Now with the created orders I’m calculating ARIMA models and saving AIC value to the aic.df. Then I’m plotting aic values and selecting the minimum value. I will use this order to make my final model and to predict future values.

for(i in 1:length(order.list)){
    aic.df[i, 1] <- names(order.list)[i]
    aic.df[i, 2] <- arima(duomenys$DJIA.Close, order = order.list[[i]])$aic
}

aic.df$ARIMA.mod <- as.factor(aic.df$ARIMA.mod)

ggplot(data=subset(x = aic.df, subset = aic.df$AIC<max(aic.df$AIC)), aes(x=ARIMA.mod, y=AIC)) + 
    geom_bar(stat="identity") + 
    coord_cartesian(ylim=c(min(aic.df$AIC) - 50, min(aic.df$AIC) + 75)) +
    geom_hline(yintercept=min(aic.df$AIC), color="red") +
    ggtitle("AIC, all data")

plot of chunk Arima

As we can see the best order for ARIMA model is 0,1,1.

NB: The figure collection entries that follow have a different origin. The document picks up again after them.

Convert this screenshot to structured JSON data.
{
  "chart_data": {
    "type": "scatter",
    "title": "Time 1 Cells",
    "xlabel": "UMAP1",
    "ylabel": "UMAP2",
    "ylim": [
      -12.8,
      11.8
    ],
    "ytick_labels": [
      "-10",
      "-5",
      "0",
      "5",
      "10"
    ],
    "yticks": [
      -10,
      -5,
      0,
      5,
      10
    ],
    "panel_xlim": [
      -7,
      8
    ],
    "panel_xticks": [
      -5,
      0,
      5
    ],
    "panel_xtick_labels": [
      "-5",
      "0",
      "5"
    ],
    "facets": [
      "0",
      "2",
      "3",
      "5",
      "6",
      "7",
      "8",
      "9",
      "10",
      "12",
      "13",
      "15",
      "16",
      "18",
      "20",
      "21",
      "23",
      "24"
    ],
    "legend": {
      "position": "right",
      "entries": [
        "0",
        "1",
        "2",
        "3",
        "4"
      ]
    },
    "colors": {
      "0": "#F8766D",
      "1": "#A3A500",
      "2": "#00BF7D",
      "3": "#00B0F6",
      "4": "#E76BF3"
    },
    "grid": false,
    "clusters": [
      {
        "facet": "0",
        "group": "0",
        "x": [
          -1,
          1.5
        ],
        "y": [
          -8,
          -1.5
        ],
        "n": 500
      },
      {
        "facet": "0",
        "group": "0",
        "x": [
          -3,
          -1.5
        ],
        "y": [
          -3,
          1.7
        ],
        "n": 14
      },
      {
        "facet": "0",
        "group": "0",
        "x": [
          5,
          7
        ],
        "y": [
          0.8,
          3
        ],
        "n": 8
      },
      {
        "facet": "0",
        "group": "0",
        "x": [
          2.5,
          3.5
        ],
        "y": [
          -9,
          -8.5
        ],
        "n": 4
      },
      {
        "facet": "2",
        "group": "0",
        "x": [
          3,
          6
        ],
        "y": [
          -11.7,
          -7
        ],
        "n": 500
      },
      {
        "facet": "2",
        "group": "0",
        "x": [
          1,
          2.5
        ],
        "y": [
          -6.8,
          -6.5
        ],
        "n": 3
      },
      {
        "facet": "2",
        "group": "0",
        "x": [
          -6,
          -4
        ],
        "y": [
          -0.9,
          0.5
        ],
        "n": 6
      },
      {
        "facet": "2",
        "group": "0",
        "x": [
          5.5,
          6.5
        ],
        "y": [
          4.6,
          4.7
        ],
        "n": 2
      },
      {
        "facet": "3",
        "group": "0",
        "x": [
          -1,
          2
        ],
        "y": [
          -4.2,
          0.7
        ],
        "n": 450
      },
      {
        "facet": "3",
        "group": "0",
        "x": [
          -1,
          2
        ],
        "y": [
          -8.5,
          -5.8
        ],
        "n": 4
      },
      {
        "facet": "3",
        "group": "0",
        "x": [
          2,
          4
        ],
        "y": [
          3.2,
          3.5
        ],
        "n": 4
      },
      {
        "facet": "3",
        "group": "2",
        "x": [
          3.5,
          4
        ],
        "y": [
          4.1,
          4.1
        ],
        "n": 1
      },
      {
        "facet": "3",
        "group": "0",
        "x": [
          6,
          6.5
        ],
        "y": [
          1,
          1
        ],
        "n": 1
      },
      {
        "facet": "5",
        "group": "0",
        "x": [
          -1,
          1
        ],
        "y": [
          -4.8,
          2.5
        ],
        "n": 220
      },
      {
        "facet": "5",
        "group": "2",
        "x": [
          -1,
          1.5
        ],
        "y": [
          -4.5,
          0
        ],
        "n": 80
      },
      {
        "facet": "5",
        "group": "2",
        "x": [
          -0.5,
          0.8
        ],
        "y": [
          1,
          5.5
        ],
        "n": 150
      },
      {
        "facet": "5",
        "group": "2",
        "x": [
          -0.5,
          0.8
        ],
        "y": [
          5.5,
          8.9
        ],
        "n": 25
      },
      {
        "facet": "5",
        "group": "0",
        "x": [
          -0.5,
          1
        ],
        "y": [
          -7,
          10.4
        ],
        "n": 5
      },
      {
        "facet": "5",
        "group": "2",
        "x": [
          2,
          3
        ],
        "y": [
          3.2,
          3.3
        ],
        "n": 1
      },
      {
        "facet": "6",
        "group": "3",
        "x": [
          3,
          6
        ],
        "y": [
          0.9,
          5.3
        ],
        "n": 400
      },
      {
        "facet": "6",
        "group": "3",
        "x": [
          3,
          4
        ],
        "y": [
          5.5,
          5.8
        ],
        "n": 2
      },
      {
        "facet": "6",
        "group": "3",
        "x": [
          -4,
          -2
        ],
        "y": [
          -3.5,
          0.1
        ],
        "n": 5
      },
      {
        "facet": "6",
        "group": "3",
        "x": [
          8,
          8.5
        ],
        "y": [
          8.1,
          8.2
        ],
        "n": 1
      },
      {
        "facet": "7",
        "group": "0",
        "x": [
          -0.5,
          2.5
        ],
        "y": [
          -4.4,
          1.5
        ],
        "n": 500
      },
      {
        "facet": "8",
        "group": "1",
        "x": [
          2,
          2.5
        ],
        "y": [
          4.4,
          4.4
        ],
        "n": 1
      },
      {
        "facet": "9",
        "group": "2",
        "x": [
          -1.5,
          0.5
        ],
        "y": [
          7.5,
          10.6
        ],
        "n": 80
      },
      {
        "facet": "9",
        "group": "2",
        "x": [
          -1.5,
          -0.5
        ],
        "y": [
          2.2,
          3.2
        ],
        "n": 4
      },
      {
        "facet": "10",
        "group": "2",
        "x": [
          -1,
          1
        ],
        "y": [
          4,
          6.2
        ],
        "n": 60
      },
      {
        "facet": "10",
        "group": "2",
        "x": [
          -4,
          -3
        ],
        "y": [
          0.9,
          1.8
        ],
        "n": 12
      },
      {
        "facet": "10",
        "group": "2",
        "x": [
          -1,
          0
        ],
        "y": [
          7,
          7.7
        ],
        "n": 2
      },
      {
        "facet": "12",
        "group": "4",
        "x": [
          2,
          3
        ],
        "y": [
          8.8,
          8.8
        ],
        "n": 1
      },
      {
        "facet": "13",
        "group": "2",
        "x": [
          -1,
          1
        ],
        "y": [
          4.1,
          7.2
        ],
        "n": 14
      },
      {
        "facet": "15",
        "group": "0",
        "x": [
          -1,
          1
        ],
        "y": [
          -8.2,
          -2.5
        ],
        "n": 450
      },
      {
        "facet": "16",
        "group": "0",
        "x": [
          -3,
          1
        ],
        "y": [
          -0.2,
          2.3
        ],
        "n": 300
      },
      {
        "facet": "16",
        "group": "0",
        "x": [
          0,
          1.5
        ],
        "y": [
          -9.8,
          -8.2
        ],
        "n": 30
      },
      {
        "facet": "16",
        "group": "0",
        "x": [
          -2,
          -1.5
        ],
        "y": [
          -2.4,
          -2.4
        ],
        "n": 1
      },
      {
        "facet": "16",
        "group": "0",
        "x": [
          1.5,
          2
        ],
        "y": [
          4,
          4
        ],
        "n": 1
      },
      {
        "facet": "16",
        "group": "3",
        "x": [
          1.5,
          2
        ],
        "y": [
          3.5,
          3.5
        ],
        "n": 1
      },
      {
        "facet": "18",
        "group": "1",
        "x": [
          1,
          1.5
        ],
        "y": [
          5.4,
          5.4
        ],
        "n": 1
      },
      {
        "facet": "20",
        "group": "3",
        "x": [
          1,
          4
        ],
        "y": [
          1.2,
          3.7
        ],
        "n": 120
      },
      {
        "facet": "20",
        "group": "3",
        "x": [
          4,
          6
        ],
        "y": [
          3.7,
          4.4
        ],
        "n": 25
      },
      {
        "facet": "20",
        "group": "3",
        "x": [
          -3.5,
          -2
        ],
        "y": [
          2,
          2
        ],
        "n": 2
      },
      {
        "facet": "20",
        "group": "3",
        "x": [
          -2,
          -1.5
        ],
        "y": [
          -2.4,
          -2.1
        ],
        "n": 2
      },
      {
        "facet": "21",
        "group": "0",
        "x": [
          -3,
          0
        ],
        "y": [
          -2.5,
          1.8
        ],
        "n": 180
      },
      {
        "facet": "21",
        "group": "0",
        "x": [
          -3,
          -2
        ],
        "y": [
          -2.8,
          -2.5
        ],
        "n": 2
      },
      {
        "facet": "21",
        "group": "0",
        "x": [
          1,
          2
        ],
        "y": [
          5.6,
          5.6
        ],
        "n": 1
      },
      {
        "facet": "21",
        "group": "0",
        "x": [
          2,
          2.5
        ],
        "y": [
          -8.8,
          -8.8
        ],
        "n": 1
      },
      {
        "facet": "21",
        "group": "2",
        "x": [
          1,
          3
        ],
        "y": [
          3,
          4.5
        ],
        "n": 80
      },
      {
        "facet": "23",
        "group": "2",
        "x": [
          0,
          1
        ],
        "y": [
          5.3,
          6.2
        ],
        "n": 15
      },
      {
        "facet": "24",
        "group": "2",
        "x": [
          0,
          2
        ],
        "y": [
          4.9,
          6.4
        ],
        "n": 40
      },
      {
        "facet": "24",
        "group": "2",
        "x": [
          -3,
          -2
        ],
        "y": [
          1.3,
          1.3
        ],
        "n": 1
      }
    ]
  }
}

For this analysis I will make also model with simplest order 1,0,0, because I’m expecting the best result from it.

model1 <- arima(duomenys$DJIA.Close, order = order.list[[match(min(aic.df$AIC),aic.df$AIC)]])

model2 <- arima(duomenys$DJIA.Close, order = order.list[[1]])

Now making prediction with model2 and printing next 4 predicted values and expected values.

DJIA.pred1 <- predict(model1, n.ahead = 4)
DJIA.pred2 <- predict(model2, n.ahead = 4)
# prog.visi_old<- data.frame(minus_se = DJIA.pred$pred - 1 * DJIA.pred$se, 
#                        pred = DJIA.pred$pred,
#                        plus_se = DJIA.pred$pred + 1 * DJIA.pred$se, 
#                        expected = duomenys.org$DJIA.Close[(dim(duomenys.org)[1] - 3):dim(duomenys.org)[1]])

prog.visi<- data.frame(pred_min_aic = DJIA.pred1$pred, 
                       pred_simle = DJIA.pred2$pred, 
                       expected = duomenys.org$DJIA.Close[(dim(duomenys.org)[1] - 3):dim(duomenys.org)[1]])


prog.visi$diff_aic_exp <- prog.visi$pred_min_aic/prog.visi$expected - 1
prog.visi$diff_siml_exp <- prog.visi$pred_simle/prog.visi$expected - 1

knitr::kable(prog.visi) 
pred_min_aic pred_simle expected diff_aic_exp diff_siml_exp
17120 17116 17080 0.0024 0.0021
17120 17109 17098 0.0013 0.0006
17120 17103 17068 0.0031 0.0021
17120 17096 17078 0.0024 0.0011

As we can see from the table above, the simplest model give the better result as that with the smallest aic.